POV: DESIGNER. DIFFICULTY 3. LEVEL 2 – 1
|Unravel||Mechanics||Yarn man unravels as the player travels through the level.|
|Unravel||Mechanics||Swing||Tether swings with yarn from your own body.||Video!|
|Unravel||Level Elements||Anchor||Find anchor points in the level to create new swinging opportunities for progression.||Video|
|Unravel||Level Elements||Kite, Anchor||Has an anchor point players can use to fly themselves away.|
|Unravel||Level Design||Stealth||Use the shovels and objects in the mid ground to hide and avoid dangerous elements in the background.||Video!|
|Unravel||Mechanics||Pull||Use yarn to pull a light source through a dark snow storm||Video!|
|Unravel||Level Elements||Fish, Anchor||Use the hook in a fish as an anchor to power your raft.|
|Unravel||Feedback||glow||anchor||anchor points glow very faintly with a while particle effect.|
Richard: I initially thought that the Yarn theme in Yoshi’s Woolly World was completely visual, but as I’m looking at gameplay footage more closely, I can see more and more Yarn-like mechanics and systems. Contrast Yoshi with Yarny from the upcoming PS4 game, Unravel.

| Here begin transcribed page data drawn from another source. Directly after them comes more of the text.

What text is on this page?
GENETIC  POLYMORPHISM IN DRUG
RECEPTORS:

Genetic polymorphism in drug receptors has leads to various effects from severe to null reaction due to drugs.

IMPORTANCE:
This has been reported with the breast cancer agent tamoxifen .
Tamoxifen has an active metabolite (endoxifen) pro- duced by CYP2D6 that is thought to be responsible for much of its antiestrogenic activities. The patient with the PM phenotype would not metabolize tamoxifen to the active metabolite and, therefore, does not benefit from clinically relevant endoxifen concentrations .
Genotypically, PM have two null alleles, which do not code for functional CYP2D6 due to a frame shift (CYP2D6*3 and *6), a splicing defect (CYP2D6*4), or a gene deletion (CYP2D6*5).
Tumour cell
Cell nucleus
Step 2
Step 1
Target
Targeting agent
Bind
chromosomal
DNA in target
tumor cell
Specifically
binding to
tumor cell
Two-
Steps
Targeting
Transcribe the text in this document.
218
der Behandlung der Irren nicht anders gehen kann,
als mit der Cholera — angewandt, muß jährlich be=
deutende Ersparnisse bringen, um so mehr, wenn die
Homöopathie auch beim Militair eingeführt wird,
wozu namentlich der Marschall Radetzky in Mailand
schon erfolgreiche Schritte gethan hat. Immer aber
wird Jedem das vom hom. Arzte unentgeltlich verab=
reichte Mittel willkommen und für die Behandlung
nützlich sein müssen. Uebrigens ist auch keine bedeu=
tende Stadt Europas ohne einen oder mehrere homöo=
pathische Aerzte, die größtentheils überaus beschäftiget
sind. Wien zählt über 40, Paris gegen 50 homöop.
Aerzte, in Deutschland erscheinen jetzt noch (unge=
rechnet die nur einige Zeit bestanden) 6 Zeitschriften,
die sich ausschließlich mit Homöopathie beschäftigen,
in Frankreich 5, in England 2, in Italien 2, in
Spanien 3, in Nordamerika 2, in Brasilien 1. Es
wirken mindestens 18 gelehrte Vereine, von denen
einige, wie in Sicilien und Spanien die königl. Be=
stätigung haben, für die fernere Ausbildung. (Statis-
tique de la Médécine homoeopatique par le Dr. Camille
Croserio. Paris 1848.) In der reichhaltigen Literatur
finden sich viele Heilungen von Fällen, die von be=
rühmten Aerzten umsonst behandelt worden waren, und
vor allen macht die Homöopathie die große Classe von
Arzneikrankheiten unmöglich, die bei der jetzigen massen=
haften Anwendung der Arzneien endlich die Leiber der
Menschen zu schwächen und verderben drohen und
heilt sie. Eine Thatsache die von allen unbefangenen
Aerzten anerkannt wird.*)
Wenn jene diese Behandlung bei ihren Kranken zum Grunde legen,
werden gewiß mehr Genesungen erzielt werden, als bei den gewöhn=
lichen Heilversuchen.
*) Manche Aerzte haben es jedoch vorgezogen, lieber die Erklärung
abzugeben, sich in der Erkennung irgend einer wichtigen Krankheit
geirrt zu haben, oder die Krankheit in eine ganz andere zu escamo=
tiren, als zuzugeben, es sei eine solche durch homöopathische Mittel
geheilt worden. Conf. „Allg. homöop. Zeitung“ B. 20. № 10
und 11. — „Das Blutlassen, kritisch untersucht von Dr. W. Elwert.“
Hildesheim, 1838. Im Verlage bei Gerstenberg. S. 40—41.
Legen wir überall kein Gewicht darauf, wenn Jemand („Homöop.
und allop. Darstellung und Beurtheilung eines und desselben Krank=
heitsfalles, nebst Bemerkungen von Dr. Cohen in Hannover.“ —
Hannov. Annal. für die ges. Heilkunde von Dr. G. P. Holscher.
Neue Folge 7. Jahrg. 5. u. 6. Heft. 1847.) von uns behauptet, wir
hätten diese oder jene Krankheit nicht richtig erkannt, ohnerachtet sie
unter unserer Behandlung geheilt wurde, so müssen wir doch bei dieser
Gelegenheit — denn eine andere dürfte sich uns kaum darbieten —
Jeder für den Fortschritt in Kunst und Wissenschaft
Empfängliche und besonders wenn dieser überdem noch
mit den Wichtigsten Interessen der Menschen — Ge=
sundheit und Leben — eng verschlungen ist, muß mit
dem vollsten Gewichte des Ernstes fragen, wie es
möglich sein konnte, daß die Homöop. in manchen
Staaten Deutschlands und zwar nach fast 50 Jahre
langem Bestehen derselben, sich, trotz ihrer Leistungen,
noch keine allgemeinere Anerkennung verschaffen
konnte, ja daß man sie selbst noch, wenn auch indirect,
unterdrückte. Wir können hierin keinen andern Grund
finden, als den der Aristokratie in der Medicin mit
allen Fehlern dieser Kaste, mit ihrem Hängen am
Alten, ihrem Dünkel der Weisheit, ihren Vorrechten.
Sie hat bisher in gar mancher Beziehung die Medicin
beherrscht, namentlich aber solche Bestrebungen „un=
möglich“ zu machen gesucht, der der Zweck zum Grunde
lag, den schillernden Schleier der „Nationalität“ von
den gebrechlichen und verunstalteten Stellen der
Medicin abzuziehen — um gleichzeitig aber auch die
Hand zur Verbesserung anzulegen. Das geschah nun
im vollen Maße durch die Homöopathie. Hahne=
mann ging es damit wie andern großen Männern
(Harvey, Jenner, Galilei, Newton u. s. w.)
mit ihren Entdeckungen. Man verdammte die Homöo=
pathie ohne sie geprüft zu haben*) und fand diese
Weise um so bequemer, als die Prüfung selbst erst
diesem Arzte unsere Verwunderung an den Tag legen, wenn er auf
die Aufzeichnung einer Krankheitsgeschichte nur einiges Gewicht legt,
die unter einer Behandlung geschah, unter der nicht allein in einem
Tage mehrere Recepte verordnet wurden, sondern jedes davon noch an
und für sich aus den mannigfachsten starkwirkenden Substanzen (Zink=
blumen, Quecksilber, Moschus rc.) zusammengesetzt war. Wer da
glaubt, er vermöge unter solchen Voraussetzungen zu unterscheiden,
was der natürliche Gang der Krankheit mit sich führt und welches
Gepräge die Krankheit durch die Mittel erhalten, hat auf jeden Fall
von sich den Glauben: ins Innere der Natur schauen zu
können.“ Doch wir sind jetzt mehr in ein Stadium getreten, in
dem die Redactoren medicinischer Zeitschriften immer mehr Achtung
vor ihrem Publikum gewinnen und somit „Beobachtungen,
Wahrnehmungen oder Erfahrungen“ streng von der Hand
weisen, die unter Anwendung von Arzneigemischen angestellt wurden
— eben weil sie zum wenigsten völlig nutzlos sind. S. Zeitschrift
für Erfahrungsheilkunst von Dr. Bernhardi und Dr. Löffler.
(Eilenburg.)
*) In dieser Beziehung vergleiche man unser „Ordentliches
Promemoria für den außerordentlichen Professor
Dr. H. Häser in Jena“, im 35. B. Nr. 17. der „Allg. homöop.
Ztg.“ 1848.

It’s not every E3 that we see two games with a yarn aesthetic! Unravel looks like more of a puzzle game or a set piece-driven exploration game than it does a platformer. The level design seems more linear and the camera view doesn’t look like it lets players see a large part of the level.
Marcus: The camera does look zoomed-in a bit. However, in the gameplay scenes, the ratio of Yarny to screen-size is about the same as Mario’s ratio in his wide screen platformers. I guess it is a matter of perspective: the slightly zoomed-in camera conveys how different the world looks when you’re small. The real take away is that the camera always appears to be a singular forward-focus camera. The camera in the horizontal side-scrolling scenes always positions Yarny in the center or the left quarter of the screen. Even when moving left the camera doesn’t adjust to give players a better view of where Yarny is facing (0m44s). Like the original Super Mario Bros., the camera is telling you to keep moving right, which hampers a potential exploration aspect.
Richard: The yarn theme is the aspect of Unravel that excites me the most. It has the potential to be mechanical (solving puzzles) and thematic (tying a story together) and a neat system for conveying player limits and other important information (feedback).
From the Unravel website:
- “Yarny is a tiny new character made from a single thread of yarn that slowly unravels as he embarks on a …journey.”
- “Using Yarny’s thread, interact with the environment… the tools may be simple but they have the ability to accomplish complex puzzles.”
- “Unlock a heart-felt story re-connecting the memories of a long lost family…Yarny is the bond that ties everything together.”
The tricky part is that all of this potential is best realized with nonlinear gameplay. My first thought was that the puzzles would need to feature multiple solutions for the theme of tying things together to be well-supported by the gameplay. Then I realized that the puzzles don’t have to be nonlinear if the multiple attempts at solving a puzzle consumes yarn, which would limit the player’s ability to explore or use other mechanics. It’d be neat if yarn was a resource to conserve, spend, and consider.
Marcus: Not just multiple attempts, but an elegant solution to a puzzle could use less string than a brute force method. It’s the opposite of The Longest Path puzzle in Professor Layton and the Curious Village.
Each street intersection in the Layton puzzle could be a hook to attach your yarn to and swing across in Unravel. Taking the optimal path by hooking the correct series of hooks would take up less yarn and thus could afford you more string to work with later.
Richard: I found a secret! Right where the rock crumbles, there appears to be a cove with a small red, yarn-like collectable. I assume this is an early level in the game so the secret placement is relatively simple. Still, secrets are optional challenges that give gameplay a degree of nonlinearity. I wonder if grabbing this secret will leave a trail of Yarny yarn to indicates the player went off the main path.
On a side note the visuals are very impressive. The snow scene in particular reminds me of the Polar Express art. Also, the way Yarny throws out lines of yarn reminds me of Chibi-Robo! Zip Lash, a 3DS game from Nintendo that was also featured at this years E3.